Perché invece non si è decurtato lo stipendio e i rimborsi dei deputati e senatori, di un buon 30/40%? Perchè non si è diminuito il numero dei deputati? Avremo avuto più risparmio senza intaccare la nostra costituzione. Oppure come ho detto sopra, si poteva abolire il senato che costa la bellezza di 540milioni all’anno. Personalmente sono per la chiusura del senato e la riduzione del numero dei deputati, una riduzione del loro compenso e l’eliminazione di ogni vitalizio.

GIOVANNA STEFANI

Giusto e favorevole. La “sforbiciata” che entrerà in azione se sarà confermata la riforma costituzionale agisce sul numero dei parlamentari, riducendoli, e non prevede per i nuovi senatori, stando al testo, indennità aggiuntive, restando la loro indennità quella degli enti di provenienza. Si aggiunge anche la riduzione dei costi derivante dalla definitiva abolizione delle Province e del Cnel e dal superamento del Titolo V, per il concludersi dei tanti contenziosi fra Stato e Regioni che in questi anni si sono aperti per i conflitti di attribuzione delle materie competenti o “concorrenti ” e che sono finiti alla Corte Costituzionale. Sinceramente penso che questa posta, rispetto ai costi complessivi della politica che riguardano il nostro paese, sia ancora abbastanza ridotta e che l’effetto complessivo della riforma costituzionale si potrà godere nel tempo, più che nell’immediato. Tuttavia rappresenta un segnale rilevante ed una traccia che merita di essere seguita con maggiore convinzione nel prossimo futuro.

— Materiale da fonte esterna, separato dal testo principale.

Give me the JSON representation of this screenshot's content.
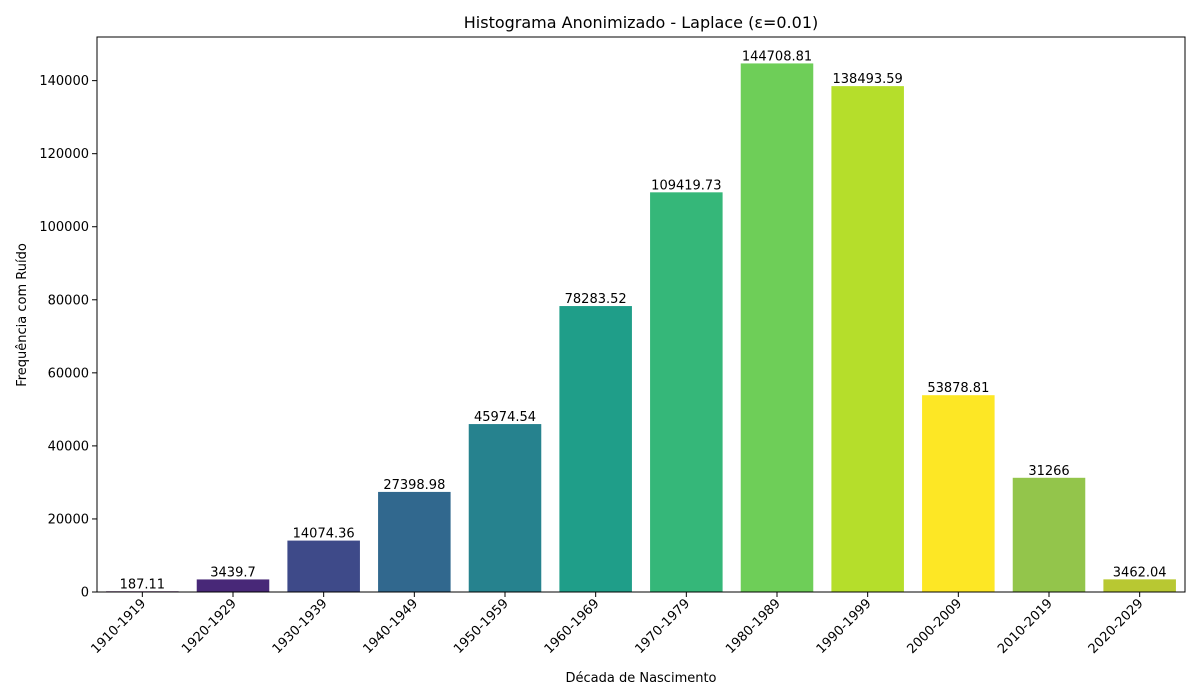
{
  "chart_data": {
    "type": "bar",
    "title": "Histograma Anonimizado - Laplace (ε=0.01)",
    "xlabel": "Década de Nascimento",
    "ylabel": "Frequência com Ruído",
    "categories": [
      "1910-1919",
      "1920-1929",
      "1930-1939",
      "1940-1949",
      "1950-1959",
      "1960-1969",
      "1970-1979",
      "1980-1989",
      "1990-1999",
      "2000-2009",
      "2010-2019",
      "2020-2029"
    ],
    "values": [
      187.11,
      3439.7,
      14074.36,
      27398.98,
      45974.54,
      78283.52,
      109419.73,
      144708.81,
      138493.59,
      53878.81,
      31266,
      3462.04
    ],
    "value_labels": [
      "187.11",
      "3439.7",
      "14074.36",
      "27398.98",
      "45974.54",
      "78283.52",
      "109419.73",
      "144708.81",
      "138493.59",
      "53878.81",
      "31266",
      "3462.04"
    ],
    "colors": [
      "#440154",
      "#482878",
      "#3e4a89",
      "#31688e",
      "#26828e",
      "#1f9e89",
      "#35b779",
      "#6ece58",
      "#b5de2b",
      "#fde725",
      "#93c54b",
      "#b8c832"
    ],
    "y_ticks": [
      0,
      20000,
      40000,
      60000,
      80000,
      100000,
      120000,
      140000
    ],
    "ylim": [
      0,
      151944
    ],
    "grid": false,
    "legend": "none"
  }
}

Cosa succede il 5 dicembre se vince il si o se vince il no?

GIOVANNA STEFANI

Non so prefigurarmi con esattezza quello che accadrà nell’uno o nell’altro caso e lo scenario politico che ne deriverà. La situazione è però indubbiamente rischiosa, in quanto il risultato del referendum potrebbe risultare molto importante non solo per le modifiche che apporterebbe alla Carta Costituzionale, ma anche per gli effetti sulla politica italiana. Nuove elezioni, come qualcuno si augura? Renzi che si dimette se prevalgono i No? Stabilità di governo e nuovo slancio al legislativo se prevalgono i Sì? Comunque vada, nell’immediato, penso che ci troveremo a fronteggiare gli stessi problemi, apparentemente senza soluzione, che ci affliggono e che forse sono stati un tantino trascurati ultimamente: il lavoro che manca, le tasse da pagare, la scuola e la sanità che non funzionano al top, l’Europa e i suoi anatemi …. Se prevarranno i Sì ci saremo forse dotati di strumenti rinnovati e meno obsoleti per affrontarli, se prevarranno i No ci rimboccheremo ancora una volta le maniche, forse con l’amaro in bocca e la sensazione di aver perso un treno.

LUCA MASTRONALDI

Se vince il no come onestamente mi auguro, credo che l’esecutivo dovrebbe trarne le logiche conseguenze, ma non credo che ciò avverrà. E’ in gioco la sovranità del nostro paese, non possiamo rischiare di sprofondare in una dittatura mascherata da democrazia; invito tutti il 4 dicembre a votare no per dare un segnale forte non solo al governo del paese ,ma anche all’Europa dei poteri forti.